Differenza di genere, la declinazione al femminile ispira 10 anni di competenza in meno

A confermarlo è uno studio da parte del centro di ricerca Irvapp, l’Istituto per la ricerca valutativa sulle politiche pubbliche.

La domanda è chiara: declinare al femminile influenza la valutazione delle professioniste? Sembrerebbe proprio di si. A confermarlo è uno studio da parte del centro di ricerca Irvapp (Istituto per la ricerca valutativa sulle politiche pubbliche), commissionato dal comitato pari opportunità dell’Ordine degli avvocati di Rovereto.

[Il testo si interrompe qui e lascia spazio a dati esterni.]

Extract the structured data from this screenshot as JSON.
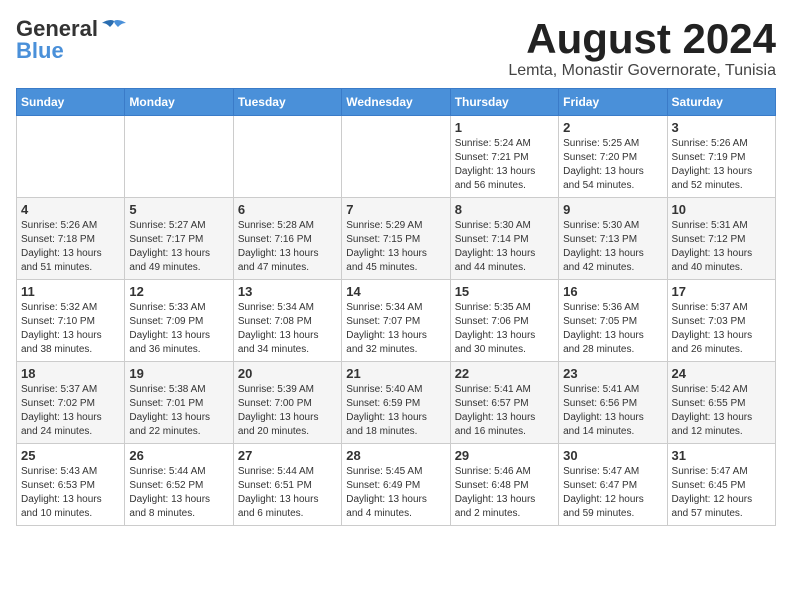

Per intenderci, una donna che esercita la professione giuridica ispira più fiducia se si fa chiamare ‘avvocato‘ invece di ‘avvocata’ e per tanto solo il 15% delle toghe del foro utilizza la declinazione al femminile. La questione ovviamente riguarda tutte le professioni e i dati danno risultati sconfortanti nel momento in cui confermano che la differenza di genere influenzi profondamente il contesto lavorativo, nella misura in cui la declinazione al maschile risulterebbe più rassicurante, ispirando maggiore fiducia e competenza. Ciò che, infatti, si rileva chiaramente è che una professionista che si presenta con il titolo al femminile ispiri 10 anni di competenza in meno, in quello che appare un pregiudizio infondato e senza valore, che vede il ‘gentil sesso’, come spesso accade, rivestire un ruolo subordinato o poco chiaro.

Un’apparente sconfitta per tutte le donne, ma volendo essere realisti e un pò clementi ci si aspetta che la tendenza dominante possa allentare il risultato netto con il passare degli anni, laddove non è un segreto il fatto che le donne abbiano dovuto lottare sempre di più rispetto agli uomini per vedere affermati i propri diritti. D’altronde la grammatica sembrerebbe essere super partes e il mondo accademico favorevole alla doppia declinazione e se, invece, cultura e mentalità comune rallentano un percorso a favore delle quote rosa, ci auguriamo che il ruolo delle donne possa presto affermarsi in tutta la sua completezza e professionalità.